UN Special Advisor, Coordinator for Administrative Reform, Governance, and Foreign Policy.


Ajit M. Banerjee’s Maxwell story began at age 17, in the gardens of the Rashtrapati Bhavan, when he accompanied his father to a reception given by the President. There he met Paul Appleby, dean of the Maxwell School from 1947 to 1956, on his seminal 1952 visit as an administrative adviser to the new Indian government. Appleby later visited Banerjee’s home, and reviewed for him a number of essays. Inspired by his influence, Banerjee attended the Maxwell School and earned his MPA in 1955, later forgoing PhD studies also at Appleby’s behest, so that he would return to India and begin serving his country. (Banerjee is pictured second row, far right.) Following a number of years in the India Institute of Public Administration, he was assigned to do a study which culminated to the publication of Organization of the Government of India, in 1958. This work led to an offer by the Rockefeller Foundation for doctoral work at NY University.

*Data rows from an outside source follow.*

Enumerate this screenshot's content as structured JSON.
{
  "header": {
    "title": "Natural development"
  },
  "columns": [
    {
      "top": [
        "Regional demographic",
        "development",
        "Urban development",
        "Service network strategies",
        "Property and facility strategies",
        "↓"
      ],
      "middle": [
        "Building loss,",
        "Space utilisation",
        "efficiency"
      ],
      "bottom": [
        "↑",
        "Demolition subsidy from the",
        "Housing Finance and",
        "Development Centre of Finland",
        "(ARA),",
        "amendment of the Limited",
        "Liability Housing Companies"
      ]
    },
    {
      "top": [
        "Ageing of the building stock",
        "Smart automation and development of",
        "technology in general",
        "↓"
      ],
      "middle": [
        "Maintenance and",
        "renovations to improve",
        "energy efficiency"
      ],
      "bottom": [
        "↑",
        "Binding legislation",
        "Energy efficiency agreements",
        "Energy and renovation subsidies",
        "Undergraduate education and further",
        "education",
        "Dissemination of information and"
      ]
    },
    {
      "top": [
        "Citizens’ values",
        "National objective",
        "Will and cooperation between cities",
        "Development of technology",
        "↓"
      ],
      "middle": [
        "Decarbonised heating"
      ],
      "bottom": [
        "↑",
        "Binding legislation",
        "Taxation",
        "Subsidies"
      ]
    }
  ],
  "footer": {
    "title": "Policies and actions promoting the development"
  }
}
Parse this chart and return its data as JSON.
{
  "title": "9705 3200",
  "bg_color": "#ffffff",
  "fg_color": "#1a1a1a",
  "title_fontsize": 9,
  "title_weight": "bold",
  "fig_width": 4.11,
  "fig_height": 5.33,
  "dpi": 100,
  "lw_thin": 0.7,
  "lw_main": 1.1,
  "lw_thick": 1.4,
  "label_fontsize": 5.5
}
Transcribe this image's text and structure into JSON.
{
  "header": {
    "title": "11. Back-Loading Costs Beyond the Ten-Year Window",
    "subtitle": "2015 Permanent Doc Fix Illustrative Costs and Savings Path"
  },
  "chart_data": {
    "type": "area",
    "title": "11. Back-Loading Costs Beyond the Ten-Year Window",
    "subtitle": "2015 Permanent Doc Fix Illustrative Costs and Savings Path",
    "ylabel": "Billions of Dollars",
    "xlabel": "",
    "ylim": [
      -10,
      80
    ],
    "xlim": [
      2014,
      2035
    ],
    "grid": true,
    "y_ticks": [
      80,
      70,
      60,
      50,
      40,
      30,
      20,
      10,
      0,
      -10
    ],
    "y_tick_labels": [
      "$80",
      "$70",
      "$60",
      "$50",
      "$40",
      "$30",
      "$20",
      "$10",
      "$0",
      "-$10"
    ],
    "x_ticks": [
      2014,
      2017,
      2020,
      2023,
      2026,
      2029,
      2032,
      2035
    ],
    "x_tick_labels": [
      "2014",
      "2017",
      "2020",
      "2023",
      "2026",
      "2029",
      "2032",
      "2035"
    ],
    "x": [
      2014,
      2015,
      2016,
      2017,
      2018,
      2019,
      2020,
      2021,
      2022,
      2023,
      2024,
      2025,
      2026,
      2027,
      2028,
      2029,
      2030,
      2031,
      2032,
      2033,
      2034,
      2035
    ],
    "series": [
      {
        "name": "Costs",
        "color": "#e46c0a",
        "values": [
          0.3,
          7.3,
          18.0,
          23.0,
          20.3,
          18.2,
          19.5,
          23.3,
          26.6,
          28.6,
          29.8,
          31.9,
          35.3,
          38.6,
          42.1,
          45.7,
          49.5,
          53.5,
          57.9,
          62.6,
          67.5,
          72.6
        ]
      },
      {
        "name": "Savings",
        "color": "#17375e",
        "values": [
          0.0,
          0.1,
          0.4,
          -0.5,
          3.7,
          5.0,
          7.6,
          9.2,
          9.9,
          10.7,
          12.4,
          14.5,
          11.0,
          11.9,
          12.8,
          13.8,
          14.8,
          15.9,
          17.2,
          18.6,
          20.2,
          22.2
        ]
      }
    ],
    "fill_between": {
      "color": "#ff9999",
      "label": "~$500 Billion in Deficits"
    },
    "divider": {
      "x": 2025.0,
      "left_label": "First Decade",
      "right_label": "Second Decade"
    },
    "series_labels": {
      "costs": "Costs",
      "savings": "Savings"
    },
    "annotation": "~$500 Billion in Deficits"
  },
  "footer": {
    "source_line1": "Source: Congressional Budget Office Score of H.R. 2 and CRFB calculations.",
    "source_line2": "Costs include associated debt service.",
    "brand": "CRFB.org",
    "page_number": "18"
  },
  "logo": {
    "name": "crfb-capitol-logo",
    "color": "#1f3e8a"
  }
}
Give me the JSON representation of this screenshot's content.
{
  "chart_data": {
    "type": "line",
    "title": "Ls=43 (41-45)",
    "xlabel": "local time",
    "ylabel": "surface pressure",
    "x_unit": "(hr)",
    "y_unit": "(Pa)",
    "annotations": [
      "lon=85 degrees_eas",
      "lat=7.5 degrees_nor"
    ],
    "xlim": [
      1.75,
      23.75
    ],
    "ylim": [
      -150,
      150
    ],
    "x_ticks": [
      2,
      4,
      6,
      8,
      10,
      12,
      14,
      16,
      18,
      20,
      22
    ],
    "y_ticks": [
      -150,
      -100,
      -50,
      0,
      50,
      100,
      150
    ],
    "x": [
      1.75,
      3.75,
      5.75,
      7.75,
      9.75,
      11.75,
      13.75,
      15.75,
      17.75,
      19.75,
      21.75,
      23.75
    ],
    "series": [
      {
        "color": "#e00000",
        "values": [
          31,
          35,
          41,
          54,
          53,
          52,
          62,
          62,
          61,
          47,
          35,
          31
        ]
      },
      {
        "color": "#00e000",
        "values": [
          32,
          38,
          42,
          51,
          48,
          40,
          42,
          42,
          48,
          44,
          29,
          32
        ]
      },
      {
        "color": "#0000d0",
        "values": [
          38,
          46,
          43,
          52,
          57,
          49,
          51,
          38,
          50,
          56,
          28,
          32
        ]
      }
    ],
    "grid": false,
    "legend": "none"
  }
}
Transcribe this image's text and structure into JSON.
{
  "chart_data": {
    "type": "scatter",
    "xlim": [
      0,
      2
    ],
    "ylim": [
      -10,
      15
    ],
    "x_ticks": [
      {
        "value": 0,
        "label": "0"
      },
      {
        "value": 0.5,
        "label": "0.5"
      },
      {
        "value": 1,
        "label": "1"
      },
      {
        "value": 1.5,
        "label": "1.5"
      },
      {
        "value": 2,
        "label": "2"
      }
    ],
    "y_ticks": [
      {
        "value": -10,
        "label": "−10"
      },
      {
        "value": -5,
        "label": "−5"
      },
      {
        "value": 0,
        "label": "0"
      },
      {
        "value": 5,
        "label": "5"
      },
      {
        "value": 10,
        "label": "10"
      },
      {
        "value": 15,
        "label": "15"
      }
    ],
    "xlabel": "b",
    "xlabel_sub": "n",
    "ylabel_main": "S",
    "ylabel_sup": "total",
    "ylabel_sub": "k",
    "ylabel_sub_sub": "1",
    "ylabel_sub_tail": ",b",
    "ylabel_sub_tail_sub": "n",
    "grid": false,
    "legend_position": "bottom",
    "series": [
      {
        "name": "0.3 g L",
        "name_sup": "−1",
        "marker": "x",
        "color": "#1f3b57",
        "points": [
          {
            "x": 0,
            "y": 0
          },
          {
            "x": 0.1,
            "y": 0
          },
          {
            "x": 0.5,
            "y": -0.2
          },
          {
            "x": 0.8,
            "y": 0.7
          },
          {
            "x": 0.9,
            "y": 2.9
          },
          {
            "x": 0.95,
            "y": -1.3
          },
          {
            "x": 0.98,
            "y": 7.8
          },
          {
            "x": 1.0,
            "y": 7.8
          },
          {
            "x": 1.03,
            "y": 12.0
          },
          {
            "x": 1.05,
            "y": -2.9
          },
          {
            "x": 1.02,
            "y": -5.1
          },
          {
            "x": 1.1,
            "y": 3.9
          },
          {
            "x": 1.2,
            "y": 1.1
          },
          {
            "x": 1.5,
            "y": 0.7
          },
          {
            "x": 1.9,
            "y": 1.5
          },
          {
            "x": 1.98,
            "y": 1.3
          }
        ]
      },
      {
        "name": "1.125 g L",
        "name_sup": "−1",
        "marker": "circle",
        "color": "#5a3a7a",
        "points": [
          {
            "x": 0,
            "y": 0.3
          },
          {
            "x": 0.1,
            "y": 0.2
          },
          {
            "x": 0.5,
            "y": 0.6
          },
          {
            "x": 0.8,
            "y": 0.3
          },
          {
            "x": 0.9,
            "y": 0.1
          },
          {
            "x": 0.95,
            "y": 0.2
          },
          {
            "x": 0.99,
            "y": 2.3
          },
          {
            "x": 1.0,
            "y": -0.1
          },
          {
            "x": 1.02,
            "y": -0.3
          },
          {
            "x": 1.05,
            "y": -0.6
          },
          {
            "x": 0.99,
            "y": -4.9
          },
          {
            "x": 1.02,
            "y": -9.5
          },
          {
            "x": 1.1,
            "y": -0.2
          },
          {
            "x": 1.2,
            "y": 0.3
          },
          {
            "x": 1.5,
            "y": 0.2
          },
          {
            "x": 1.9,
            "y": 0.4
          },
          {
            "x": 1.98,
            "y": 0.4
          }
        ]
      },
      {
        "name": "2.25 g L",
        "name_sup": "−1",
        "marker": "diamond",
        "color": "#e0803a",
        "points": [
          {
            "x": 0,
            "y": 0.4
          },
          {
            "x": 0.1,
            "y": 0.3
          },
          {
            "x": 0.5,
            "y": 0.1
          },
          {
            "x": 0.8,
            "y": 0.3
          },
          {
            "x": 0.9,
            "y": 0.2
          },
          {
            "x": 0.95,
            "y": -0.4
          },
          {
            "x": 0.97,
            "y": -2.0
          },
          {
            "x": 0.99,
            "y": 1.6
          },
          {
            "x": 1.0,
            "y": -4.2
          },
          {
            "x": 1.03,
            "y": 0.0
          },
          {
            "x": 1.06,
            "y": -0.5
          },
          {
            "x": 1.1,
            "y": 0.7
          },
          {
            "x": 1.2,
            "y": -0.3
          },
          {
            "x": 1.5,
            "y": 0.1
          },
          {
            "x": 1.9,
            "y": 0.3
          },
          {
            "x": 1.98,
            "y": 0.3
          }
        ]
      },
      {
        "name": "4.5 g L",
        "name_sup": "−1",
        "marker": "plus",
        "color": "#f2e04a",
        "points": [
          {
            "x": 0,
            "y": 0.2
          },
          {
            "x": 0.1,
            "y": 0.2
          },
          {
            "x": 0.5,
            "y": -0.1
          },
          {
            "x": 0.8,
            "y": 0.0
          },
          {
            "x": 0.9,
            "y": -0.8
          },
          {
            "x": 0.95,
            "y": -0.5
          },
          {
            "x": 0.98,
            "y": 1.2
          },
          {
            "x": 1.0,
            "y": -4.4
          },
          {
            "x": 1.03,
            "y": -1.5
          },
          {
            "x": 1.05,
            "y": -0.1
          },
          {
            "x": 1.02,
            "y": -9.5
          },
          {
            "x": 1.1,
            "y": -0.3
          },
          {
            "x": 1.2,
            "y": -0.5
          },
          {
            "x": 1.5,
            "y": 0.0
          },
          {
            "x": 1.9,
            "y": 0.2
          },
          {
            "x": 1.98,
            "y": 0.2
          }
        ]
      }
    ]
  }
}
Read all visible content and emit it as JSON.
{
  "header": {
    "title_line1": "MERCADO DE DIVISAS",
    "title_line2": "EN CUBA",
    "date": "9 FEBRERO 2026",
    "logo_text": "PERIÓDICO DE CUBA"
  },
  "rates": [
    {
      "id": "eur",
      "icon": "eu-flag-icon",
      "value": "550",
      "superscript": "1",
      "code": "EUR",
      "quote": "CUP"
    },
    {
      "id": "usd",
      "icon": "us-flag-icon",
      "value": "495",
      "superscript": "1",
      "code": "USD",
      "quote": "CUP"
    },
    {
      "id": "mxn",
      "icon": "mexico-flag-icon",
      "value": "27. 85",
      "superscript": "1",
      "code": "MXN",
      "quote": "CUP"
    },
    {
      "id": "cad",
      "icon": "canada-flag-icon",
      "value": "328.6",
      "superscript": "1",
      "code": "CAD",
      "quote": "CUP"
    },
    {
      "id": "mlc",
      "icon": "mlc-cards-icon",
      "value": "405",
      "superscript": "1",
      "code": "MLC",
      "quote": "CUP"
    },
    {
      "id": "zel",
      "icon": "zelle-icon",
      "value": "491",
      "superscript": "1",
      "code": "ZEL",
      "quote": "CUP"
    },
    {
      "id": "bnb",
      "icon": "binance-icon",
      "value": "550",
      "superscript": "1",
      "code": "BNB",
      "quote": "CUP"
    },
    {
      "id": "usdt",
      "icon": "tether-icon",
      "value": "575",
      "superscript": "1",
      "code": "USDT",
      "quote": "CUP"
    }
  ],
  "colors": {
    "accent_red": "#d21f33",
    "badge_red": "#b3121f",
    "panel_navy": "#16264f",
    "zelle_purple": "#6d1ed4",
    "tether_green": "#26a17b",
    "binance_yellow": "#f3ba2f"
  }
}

He returned to IIPA and was appointed Associate Professor in Public Policy. Following his tenure in the IIPA, Banerjee joined the United Nations as a regional advisor to the UN Economic Commission for Asia and the Far East (ESCAP), for which he assisted Asian and Pacific governments with administrative reform, restructuring of civil services, and development capacity building. Banerjee’s time with ESCAP led to his appointment as Deputy Director of the UN Center for Development Administration, for which he is most well known as being the main architect for the regional center based in Malaysia. After leading the Regional Center for a number of years, Banerjee was reassigned to the U.N. Headquarters in New York as the Special Advisor and Principal Coordinator for administrative reform, governance, and foreign policy programs. He led over 50 U.N. missions to governments in Asia, Middle East, West Africa, and Caribbean countries, and helped establish many foreign service training institutes. Banerjee’s work also led to his being part of a core group of specialists for political negotiations to several governments, including peace negotiations within Cambodia, Cyprus, Namibia, Haiti, and Afghanistan.

After spending 32 years with the U.N., Banerjee was awarded the Paul Appleby Award in 2013, for his outstanding service in Public Policy and Management. His new book, Global Perspectives on Foreign Policy of Major Powers, culminates a lifetime of foreign policy and governance wisdom, gathered together in a volume of work that reflects the Maxwell School’s founding principles of service and interdisciplinary citizenship education. His previous books are 'Renewing Governance', McGraw Hill, 1996, 'Reinventing the United Nations', Prentice-Hall, 2007, and 'United Nations International Civil Service: Perception and Realities', Academic Foundation, 2009.